The appeal of a Game Of Thrones RPG is obvious, but a video game adaptation of the hit tv series and novels would never work.
Game Of Thrones is coming to an end (thank God), and naturally there are articles about which video game company would be best suited to adapting George R.R. Martin’s material. Xbox has teased something related to the TV series, but a video game RPG would never work.
The HBO TV series has dominated the land of television for nearly ten years. However, thanks to the abhorrent season 7 and the now insultingly dumb season 8, it’s become crystal clear that the show’s leading duo, David Benioff and Dan Weiss, are hack writers who are now unable to hide behind Martin.
Benioff and Weiss have ruined Game Of Thrones by making it succumb to all the typical fantasy tropes that the novels purposefully rejected. Everyone now has plot armour, years of story-building and lore has been ignored because the writers wanted to subvert expectations without any logical reasoning, and fans can now telegraph almost everything that’s going to happen.
Rather than still being a heavily political tv series with historical influences and morally grey complexities in a world with fantasy elements, the tv series has now become a dumb mainstream product on par with Dungeons & Dragons. And a video game would just do the same.
A Game Of Thrones RPG would never work
The appeal of a Game Of Thrones RPG is obvious. Someone’s AAA video game which allows you to create your own character and swear fidelity to a house of your choosing (or join the Night’s Watch) would – in theory – be amazing.
Plus, the open-world would be incredible thanks to the sheer size of Westeros and its plethora of locations (Winterfell, beyond the wall, the Iron Islands, King’s Landing, Dorne, etc.).
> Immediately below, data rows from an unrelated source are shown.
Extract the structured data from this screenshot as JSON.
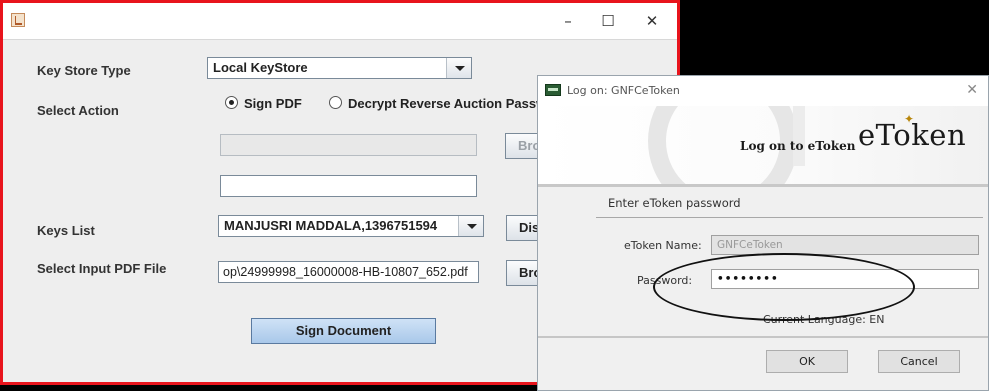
{
  "main_window": {
    "controls": {
      "minimize": "–",
      "maximize": "☐",
      "close": "✕"
    },
    "key_store_type": {
      "label": "Key Store Type",
      "value": "Local KeyStore"
    },
    "select_action": {
      "label": "Select Action",
      "options": [
        "Sign PDF",
        "Decrypt Reverse Auction Passwo"
      ],
      "selected": "Sign PDF"
    },
    "browse_disabled_label": "Bro",
    "keys_list": {
      "label": "Keys List",
      "value": "MANJUSRI MADDALA,1396751594",
      "button_label": "Dis"
    },
    "input_pdf": {
      "label": "Select Input PDF File",
      "value": "op\\24999998_16000008-HB-10807_652.pdf",
      "button_label": "Bro"
    },
    "sign_button": "Sign Document"
  },
  "dialog": {
    "title": "Log on: GNFCeToken",
    "close": "✕",
    "banner_heading": "Log on to eToken",
    "logo_text": "eToken",
    "section_label": "Enter eToken password",
    "token_name": {
      "label": "eToken Name:",
      "value": "GNFCeToken"
    },
    "password": {
      "label": "Password:",
      "value": "••••••••"
    },
    "language": "Current Language: EN",
    "ok_label": "OK",
    "cancel_label": "Cancel"
  },
  "colors": {
    "highlight_border": "#e8141c",
    "primary_button": "#b9d4f0"
  },
  "icons": [
    "java-app-icon",
    "etoken-icon",
    "radio-selected-icon",
    "dropdown-arrow-icon"
  ]
}
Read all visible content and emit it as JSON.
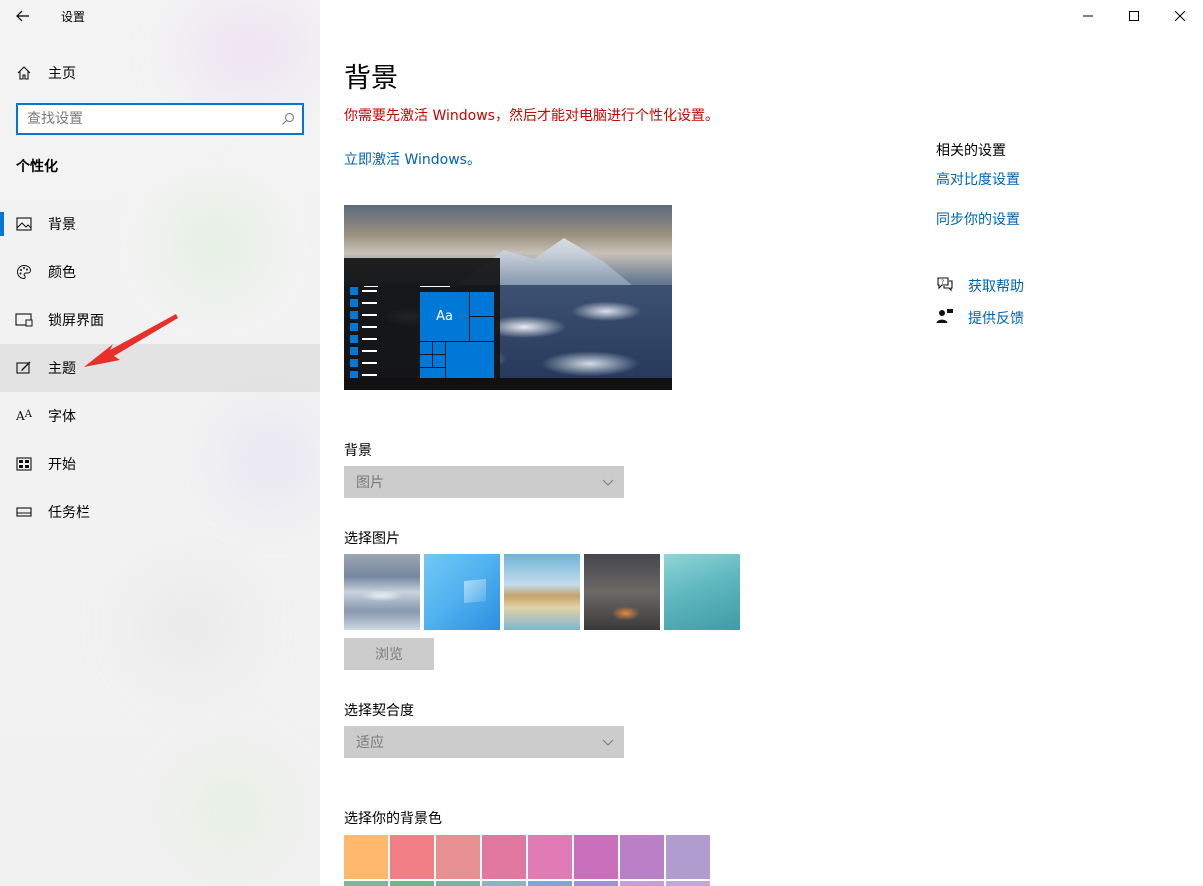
{
  "window": {
    "app_title": "设置",
    "back_icon": "back-arrow-icon",
    "minimize_glyph": "—",
    "maximize_glyph": "☐",
    "close_glyph": "✕"
  },
  "sidebar": {
    "home_label": "主页",
    "search_placeholder": "查找设置",
    "section_title": "个性化",
    "items": [
      {
        "label": "背景",
        "icon": "picture-icon"
      },
      {
        "label": "颜色",
        "icon": "palette-icon"
      },
      {
        "label": "锁屏界面",
        "icon": "lock-screen-icon"
      },
      {
        "label": "主题",
        "icon": "brush-icon"
      },
      {
        "label": "字体",
        "icon": "font-icon"
      },
      {
        "label": "开始",
        "icon": "start-icon"
      },
      {
        "label": "任务栏",
        "icon": "taskbar-icon"
      }
    ]
  },
  "main": {
    "title": "背景",
    "warning": "你需要先激活 Windows，然后才能对电脑进行个性化设置。",
    "activate_link": "立即激活 Windows。",
    "preview_tile_text": "Aa",
    "background_label": "背景",
    "background_value": "图片",
    "choose_picture_label": "选择图片",
    "browse_label": "浏览",
    "fit_label": "选择契合度",
    "fit_value": "适应",
    "bgcolor_label": "选择你的背景色",
    "swatches": [
      "#ffb86c",
      "#f27f86",
      "#e69091",
      "#e0789f",
      "#e07bb6",
      "#c96fbb",
      "#bb7fc8",
      "#b09ccf",
      "#7fb69a",
      "#6fb48a",
      "#7ab3a6",
      "#8ab6c4",
      "#7fa7d4",
      "#9b93d4",
      "#c59ed6",
      "#bfa9d8"
    ]
  },
  "related": {
    "title": "相关的设置",
    "links": [
      "高对比度设置",
      "同步你的设置"
    ],
    "help": "获取帮助",
    "feedback": "提供反馈"
  },
  "colors": {
    "accent": "#0078d7",
    "link": "#0063b1",
    "warning": "#c50500"
  }
}
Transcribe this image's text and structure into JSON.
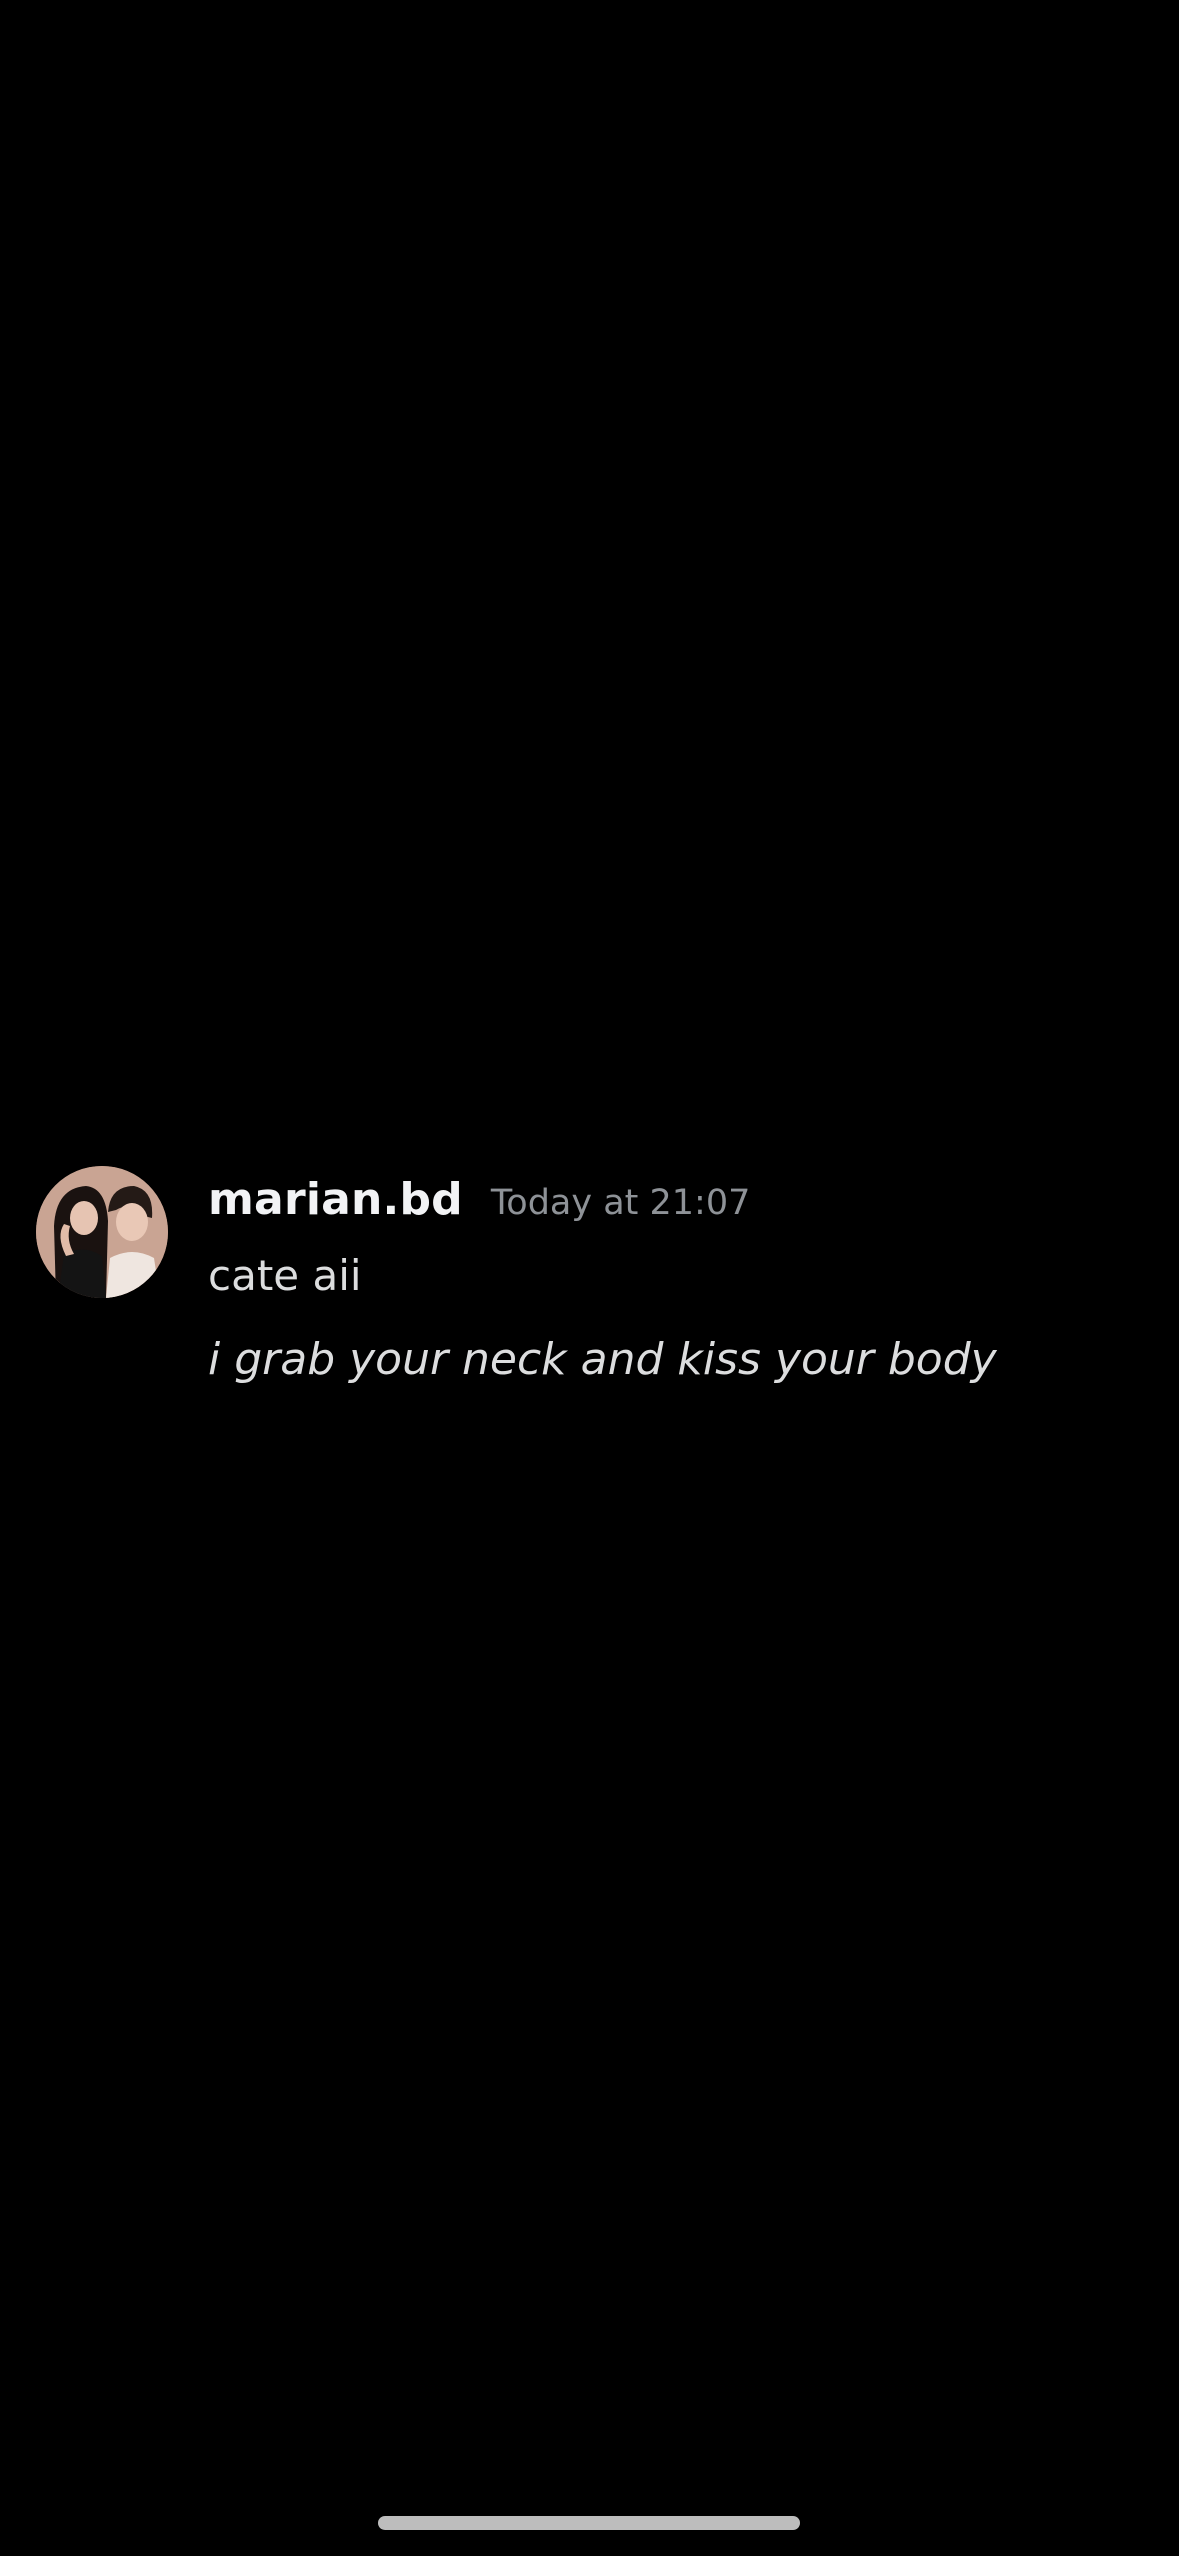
{
  "message": {
    "author": "marian.bd",
    "timestamp": "Today at 21:07",
    "lines": [
      "cate aii",
      "i grab your neck and kiss your body"
    ],
    "avatar_icon": "user-avatar-photo"
  },
  "colors": {
    "background": "#000000",
    "username": "#f2f3f5",
    "timestamp": "#8e9297",
    "text": "#dcddde",
    "home_indicator": "#bdbdbd"
  }
}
This would be a huge undertaking for any studio, but – if done right – it would be the most visually impressive and diverse landscape in any video game.
All of this combined with sword-based combat is – again in theory – a mouth-watering proposition. The problem is that Game Of Thrones is supposed to be intrinsically political and anti-fantasy, meaning a game where you’re the hero who overcomes death a bajillion times wouldn’t be true to the source material.
Unlike The Witcher 3 which had politics you could ignore, a Game Of Thrones RPG would have to constantly be in-your-face about politics because the property is about ideologies, backstabbing, and the iron throne. Back when the show was good, it was about people playing the game of thrones and the dastardly deeds and sacrifices they would make to end up on top of the series’ now non-existent ladder. Even more so for a video game than the TV show, it would be very difficult for a studio to balance the core politics with the anti-fantasy setting and subplot.
And would gamers want to sit and watch a dozen politically heavy cutscenes? Most would just rather storm off into battle against armies and the White Walkers so they could mindlessly hack-and-slash and overcome overwhelming forces. This would also be untrue to the source material as – at least before season 6 – Game Of Thrones was never heavy on heroics, and characters were always punished or died for the mistakes they made.
Telltale found out how difficult it was to adapt Game Of Thrones, and any studio would face the same difficulties. Game Of Thrones was (I keep saying “was” because the show’s no longer the same) about difficult choices and the ramifications for mistakes. Robb Stark acted with his heart rather than his brain, and he was slaughtered by the Freys. Jaime Lannister saved Brienne and lost his legendary sword fighting hand. Theon tried to capture Winterfell and he lost his manhood. Jon Snow saved the Wildings at Hardhome and was killed by his Night’s Watch brethren. And Oberyn Martell had the Mountain beat, but ultimately had his head crushed because of his need for revenge.
It would be impossible for an RPG to replicate the severity of these consequences as players would need to survive until the very end. There could be four or five different endings to the game, but that wouldn’t spare the player from being cloaked in plot armour.
Rather than an RPG, the only sort of game that could capture the spirit of Game Of Thrones is something aching to Heavy Rain; a narrative-driven adventure-style title where numerous protagonists can die at any time and therefore drastically change the story. This wouldn’t be as appealing as an open-world RPG where players can wander about the entirety of Westeros, but it’d be truer to what the novels and the series’ early years were about.